Yesterday’s Gold: Chapter Twenty-Three
As the last days of August approached, everyone in Barkerville longed for an end to the protracted spell of hot weather. Tempers grew frayed, the water in William's Creek dropped lower than it ever had before, and dysentery raged.
Elvira and Doc Carroll were run off their feet as the hospital overflowed with cases of fever, dehydration, and heat prostration.
Jeannie gathered up Angus and baby Sophie and moved back to the tent on the claim.
The Nugget seemed lonely without them, and Hannah woke up at night listening for Sophie's cries.
In the store, she sweltered through the endless days, but it wasn't the heat that bothered her.
Ever since Logan had told her about his plans, things hadn't been the same between them. Discussions became arguments which escalated into heated quarrels as Hannah tried everything she could think of to get him to see reason, but not
hing worked.
Sick at heart, she thought of a million far-fetched schemes to prevent Logan from committing murder, but when it came down to it, none were practical.
Two more meetings of the women's group were held, and Hannah was profoundly relieved when Carmen Hall didn’t attend either one, although Hannah found herself thinking about the other woman often, wondering if under her tough persona she loved Flannery the way Hannah loved Logan.
She was a woman with a woman's heart, wasn't she?
Three more miner’s wives turned up at the women’s group, and for everyone except Hannah, the evenings seemed both enjoyable and productive.
Elvira lectured on sanitation, and the need to boil all drinking water.
Hannah should have felt triumphant about the growing success of the group, but her enthusiasm was gone. Everything seemed pointless compared to her fear for Logan.
With September came the certainty that Flannery would be returning soon. Hannah found herself tensing each time a wagon train came pounding along the street in front of Pandola’s.
Her work suffered; she was abstracted and short-tempered.
One afternoon when she had a headache from the heat and the smell of animal dung wafting in the open door, she accidentally overturned an entire heaping basket of the eggs she was cleaning. They spattered everywhere, a gluey, stinking mess of shells and slime.
Pandola, who’d given up on his pursuit of Daisy and was in no better a mood than Hannah, threw his arms in the air and hollered a string of what sounded like Italian cuss words.
She couldn’t take it any more. She tore off the apron she was wearing, threw it down in the mess, and stamped on it.
“I quit!” she shrieked. "Take your stupid job and shove it up your nose. These damned eggs are better off broken. They’re half rotten anyway, and you’ve got no business even selling them."

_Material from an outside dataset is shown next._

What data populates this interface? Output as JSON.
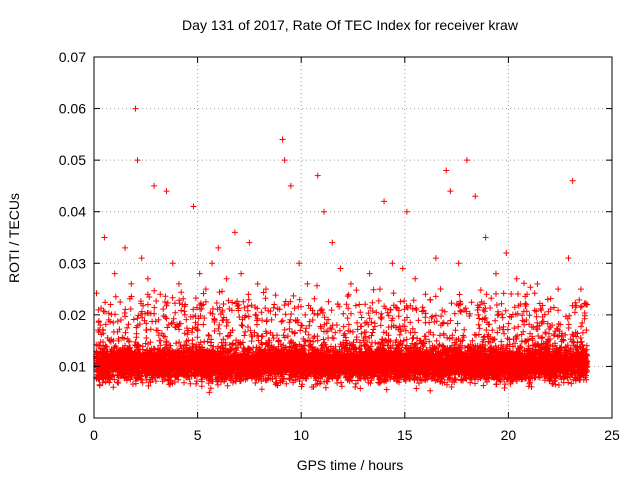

Grabbing her handbag from under the counter, she sailed out the door.
Out on the street, the heat struck her like a blow, and the noise of bawling animals and shouting men and waterwheels made her head feel as if it were going to explode. She turned in the opposite direction to the Nugget, knowing that there’d be no privacy there; Daisy and Zeb would be cooking, and the saloon would be noisy, filled with men trying to cool themselves off with liquor.